Duniway’s face contorts as his eyes bounce from me to the sheriff. “I was off my head, Hay. She shot that poor boy.”
“He wasn’t a boy.” The sheriff’s face is grim. “He was my deputy.”
“Of course, I just mean—”
“Did you kill him?”
Duniway’s body goes very still. “Hay, don’t be ridiculous.”
“Omar, you dumb bitch,” I mumble through blood and spit. “You’re caught.”
Car doors slam, people shout, feet pound the dry ground. Figures rush through the gate and past the sheriff. Fire and Rescue. Only two paid staff in Barlow County, maybe fifteen volunteers. Looks like the sheriff brought them all.
Sound and heat seem to boil around me. I slump onto my back. The gravel can cut through my spine for all I care. Deputy Ariana Roldán appears, takes Duniway by the arm. He’s still arguing as she leads him away.

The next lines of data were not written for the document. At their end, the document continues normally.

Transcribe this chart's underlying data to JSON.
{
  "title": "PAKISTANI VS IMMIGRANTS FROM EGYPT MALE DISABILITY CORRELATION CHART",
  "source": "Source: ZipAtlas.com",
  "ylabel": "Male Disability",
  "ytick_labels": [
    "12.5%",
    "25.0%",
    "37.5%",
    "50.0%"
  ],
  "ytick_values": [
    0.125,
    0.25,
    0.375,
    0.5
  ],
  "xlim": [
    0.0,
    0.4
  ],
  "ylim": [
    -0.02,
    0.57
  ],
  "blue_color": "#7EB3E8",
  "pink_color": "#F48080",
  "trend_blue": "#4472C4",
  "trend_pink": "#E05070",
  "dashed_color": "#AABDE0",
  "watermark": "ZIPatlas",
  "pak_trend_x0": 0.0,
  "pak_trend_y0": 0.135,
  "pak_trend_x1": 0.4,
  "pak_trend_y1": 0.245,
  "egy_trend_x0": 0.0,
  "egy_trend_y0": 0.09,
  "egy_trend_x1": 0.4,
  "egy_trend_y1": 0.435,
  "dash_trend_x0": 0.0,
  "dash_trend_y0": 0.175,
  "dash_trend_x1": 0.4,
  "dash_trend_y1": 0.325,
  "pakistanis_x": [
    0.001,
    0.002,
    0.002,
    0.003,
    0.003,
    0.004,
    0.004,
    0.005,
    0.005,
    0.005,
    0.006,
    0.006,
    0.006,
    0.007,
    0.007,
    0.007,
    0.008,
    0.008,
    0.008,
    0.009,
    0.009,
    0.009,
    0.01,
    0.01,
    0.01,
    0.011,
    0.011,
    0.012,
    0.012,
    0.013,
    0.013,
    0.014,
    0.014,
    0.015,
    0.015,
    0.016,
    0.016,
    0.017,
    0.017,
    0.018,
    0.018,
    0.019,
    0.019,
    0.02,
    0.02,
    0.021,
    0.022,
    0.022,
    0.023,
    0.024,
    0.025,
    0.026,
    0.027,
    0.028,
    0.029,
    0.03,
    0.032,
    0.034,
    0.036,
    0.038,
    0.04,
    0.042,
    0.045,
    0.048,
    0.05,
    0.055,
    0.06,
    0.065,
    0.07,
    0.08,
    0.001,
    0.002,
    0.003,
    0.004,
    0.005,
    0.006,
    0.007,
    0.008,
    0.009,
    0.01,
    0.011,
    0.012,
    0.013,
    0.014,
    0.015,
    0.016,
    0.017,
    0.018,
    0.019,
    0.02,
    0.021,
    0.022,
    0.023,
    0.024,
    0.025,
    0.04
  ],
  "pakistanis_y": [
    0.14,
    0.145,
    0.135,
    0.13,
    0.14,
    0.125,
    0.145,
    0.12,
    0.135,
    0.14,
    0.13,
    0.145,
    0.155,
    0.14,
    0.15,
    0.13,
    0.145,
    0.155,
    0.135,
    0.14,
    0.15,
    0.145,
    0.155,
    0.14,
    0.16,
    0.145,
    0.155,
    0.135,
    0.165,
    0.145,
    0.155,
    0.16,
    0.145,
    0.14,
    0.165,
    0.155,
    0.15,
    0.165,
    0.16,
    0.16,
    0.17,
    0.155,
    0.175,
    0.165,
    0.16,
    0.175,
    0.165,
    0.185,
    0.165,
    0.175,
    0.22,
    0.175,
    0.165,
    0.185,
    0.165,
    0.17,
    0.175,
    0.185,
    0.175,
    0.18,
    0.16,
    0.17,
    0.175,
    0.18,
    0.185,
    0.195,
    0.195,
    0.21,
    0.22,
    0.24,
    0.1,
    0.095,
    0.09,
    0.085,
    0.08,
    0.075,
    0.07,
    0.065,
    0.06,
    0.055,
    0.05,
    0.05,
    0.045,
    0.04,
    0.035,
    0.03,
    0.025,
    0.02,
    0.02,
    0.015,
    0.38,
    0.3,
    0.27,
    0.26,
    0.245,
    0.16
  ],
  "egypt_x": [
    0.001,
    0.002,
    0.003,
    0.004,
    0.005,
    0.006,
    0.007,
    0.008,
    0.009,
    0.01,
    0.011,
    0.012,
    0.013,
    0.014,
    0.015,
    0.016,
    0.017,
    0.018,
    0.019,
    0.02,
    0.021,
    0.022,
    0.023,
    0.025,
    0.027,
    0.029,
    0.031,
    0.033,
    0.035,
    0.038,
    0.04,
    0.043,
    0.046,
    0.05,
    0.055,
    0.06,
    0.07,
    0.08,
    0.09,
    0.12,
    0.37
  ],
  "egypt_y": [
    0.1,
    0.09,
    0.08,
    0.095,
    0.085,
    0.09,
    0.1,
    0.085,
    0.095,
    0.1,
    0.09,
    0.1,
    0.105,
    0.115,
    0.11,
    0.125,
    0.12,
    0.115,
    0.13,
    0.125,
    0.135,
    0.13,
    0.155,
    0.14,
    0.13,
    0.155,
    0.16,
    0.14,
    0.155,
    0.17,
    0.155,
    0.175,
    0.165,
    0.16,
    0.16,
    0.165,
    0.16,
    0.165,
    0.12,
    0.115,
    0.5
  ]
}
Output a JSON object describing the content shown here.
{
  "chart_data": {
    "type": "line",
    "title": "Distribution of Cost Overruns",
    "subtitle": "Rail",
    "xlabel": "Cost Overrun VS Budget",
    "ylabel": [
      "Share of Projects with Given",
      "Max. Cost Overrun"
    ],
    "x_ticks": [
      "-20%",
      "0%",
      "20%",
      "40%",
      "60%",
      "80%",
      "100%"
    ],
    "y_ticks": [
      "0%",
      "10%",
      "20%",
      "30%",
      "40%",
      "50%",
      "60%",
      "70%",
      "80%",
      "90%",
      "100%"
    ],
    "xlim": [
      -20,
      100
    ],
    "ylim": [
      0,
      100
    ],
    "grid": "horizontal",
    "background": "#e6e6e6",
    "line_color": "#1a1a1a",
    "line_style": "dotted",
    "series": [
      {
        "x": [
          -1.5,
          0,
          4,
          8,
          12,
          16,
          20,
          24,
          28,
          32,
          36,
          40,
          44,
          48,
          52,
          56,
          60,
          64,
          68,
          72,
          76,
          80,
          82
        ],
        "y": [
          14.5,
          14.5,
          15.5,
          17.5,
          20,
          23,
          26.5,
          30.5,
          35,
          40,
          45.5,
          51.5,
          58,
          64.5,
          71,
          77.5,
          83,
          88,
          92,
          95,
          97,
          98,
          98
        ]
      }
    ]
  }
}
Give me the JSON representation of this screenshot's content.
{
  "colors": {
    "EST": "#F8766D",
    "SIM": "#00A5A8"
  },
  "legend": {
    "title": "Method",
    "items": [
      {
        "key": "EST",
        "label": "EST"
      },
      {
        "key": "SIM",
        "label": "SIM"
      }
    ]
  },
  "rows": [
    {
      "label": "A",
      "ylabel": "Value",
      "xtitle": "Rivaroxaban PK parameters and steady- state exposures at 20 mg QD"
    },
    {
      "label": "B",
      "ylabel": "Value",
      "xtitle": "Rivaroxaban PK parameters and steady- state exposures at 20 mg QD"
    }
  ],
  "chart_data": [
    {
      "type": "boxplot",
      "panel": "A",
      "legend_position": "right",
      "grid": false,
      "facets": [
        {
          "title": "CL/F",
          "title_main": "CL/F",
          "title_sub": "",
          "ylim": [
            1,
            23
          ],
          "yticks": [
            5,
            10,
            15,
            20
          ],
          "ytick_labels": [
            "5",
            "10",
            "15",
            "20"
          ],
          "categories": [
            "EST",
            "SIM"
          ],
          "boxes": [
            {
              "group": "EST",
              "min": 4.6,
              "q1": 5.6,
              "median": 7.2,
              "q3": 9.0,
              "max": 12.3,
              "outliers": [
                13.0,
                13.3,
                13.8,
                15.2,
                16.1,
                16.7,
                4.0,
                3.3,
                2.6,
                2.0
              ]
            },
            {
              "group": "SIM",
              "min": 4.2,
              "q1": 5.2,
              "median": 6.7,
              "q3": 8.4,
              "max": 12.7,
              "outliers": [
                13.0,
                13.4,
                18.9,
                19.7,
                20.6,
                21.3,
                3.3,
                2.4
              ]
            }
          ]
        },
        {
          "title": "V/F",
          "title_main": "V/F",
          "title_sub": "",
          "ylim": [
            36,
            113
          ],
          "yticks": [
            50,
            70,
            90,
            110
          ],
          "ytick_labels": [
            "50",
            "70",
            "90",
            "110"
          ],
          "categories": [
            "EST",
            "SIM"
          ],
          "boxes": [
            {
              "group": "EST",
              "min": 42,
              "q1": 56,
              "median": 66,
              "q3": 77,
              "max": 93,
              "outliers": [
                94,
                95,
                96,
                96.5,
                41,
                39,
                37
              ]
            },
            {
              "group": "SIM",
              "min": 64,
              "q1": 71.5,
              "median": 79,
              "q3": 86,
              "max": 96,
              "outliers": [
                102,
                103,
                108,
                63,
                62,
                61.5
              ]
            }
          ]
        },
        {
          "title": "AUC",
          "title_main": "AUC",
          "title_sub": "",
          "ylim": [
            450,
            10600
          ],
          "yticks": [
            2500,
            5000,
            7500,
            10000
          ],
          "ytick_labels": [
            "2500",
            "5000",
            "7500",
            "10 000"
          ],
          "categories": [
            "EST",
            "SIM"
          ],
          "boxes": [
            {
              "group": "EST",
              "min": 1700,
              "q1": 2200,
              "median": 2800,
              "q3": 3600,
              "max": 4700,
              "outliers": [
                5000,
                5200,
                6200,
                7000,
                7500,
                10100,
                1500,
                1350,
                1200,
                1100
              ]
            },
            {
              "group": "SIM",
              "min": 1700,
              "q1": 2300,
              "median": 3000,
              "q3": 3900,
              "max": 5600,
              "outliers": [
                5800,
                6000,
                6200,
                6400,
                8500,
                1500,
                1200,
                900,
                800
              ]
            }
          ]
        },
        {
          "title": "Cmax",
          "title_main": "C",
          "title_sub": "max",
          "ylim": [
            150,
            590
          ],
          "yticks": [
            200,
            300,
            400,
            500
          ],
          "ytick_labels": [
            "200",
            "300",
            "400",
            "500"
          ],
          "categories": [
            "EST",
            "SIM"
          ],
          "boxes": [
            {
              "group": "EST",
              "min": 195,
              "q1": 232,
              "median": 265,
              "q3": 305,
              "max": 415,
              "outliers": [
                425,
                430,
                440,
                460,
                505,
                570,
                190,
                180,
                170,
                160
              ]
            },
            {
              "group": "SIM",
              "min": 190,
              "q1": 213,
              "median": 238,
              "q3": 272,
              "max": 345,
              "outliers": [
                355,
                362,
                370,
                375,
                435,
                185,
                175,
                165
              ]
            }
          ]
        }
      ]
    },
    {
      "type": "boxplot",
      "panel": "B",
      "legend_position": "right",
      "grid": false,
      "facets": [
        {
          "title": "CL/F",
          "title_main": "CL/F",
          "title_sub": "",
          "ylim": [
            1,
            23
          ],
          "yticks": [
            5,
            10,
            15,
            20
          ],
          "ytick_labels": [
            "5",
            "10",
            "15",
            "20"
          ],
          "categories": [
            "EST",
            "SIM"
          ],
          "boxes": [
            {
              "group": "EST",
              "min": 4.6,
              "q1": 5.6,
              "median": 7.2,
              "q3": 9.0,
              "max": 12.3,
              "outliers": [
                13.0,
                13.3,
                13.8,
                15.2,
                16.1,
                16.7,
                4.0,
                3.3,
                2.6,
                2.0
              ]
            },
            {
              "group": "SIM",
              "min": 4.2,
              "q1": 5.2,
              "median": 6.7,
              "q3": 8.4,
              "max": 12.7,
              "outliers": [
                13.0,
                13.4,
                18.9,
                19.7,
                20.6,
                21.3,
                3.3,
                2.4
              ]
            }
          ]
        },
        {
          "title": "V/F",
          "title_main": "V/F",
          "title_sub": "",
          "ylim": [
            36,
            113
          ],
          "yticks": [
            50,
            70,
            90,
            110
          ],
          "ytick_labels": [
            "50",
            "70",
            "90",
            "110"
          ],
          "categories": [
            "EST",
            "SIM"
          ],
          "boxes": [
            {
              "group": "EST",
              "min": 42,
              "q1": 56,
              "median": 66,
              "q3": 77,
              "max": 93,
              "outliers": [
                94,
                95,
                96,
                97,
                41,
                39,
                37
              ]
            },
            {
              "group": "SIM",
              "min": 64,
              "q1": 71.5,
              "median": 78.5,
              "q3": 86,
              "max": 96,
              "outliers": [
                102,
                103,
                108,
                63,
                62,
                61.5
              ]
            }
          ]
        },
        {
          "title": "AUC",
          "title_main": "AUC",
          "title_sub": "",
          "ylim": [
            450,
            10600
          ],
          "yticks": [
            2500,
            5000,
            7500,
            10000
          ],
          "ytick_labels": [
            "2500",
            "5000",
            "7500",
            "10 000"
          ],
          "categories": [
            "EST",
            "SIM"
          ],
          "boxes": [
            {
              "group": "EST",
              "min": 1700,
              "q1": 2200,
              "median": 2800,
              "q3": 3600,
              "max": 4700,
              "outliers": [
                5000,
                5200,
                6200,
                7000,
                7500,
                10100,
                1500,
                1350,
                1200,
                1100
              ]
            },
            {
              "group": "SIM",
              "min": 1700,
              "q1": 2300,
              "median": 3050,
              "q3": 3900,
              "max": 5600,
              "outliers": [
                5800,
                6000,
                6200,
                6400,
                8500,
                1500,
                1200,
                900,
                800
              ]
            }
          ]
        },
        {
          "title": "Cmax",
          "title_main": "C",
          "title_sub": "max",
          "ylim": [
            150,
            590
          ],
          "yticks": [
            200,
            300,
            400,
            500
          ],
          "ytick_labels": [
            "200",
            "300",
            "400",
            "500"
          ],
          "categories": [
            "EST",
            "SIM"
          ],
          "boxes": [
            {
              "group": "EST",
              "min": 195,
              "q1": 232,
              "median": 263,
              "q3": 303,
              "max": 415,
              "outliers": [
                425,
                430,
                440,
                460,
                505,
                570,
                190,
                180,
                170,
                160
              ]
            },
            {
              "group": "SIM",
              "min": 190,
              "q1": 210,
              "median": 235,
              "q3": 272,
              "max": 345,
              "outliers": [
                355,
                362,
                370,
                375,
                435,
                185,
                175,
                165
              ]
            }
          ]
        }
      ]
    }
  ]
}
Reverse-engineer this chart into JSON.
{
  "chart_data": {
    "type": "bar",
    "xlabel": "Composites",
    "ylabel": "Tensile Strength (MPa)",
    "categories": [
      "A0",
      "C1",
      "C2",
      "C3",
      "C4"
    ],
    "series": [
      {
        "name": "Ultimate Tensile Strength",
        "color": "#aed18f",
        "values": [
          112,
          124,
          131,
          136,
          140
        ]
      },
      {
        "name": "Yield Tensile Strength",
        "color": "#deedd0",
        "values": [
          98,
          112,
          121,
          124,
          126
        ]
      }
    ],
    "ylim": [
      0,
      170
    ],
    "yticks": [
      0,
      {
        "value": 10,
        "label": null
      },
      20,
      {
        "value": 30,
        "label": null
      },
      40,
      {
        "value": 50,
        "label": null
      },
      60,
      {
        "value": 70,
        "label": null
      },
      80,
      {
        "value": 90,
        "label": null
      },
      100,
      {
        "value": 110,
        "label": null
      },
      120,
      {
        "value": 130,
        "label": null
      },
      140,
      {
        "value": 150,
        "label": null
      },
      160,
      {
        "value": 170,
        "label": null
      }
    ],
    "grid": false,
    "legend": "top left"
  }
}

“We got her. We got her!” People are coming out of the building. Shelby looks my way, and our eyes meet before she’s drawn away to safety. With that, the pain seems to drain out of me, displaced by a peaceful lassitude as the asylum burns.
Someone kneels beside me. A young woman lifts my head and slides something soft under my neck. Gentle fingers stroke my forehead. “Miss Dulac? They’re bringing a stretcher. They had to check the building first, but they’re coming back for you.” Paulette Soucie.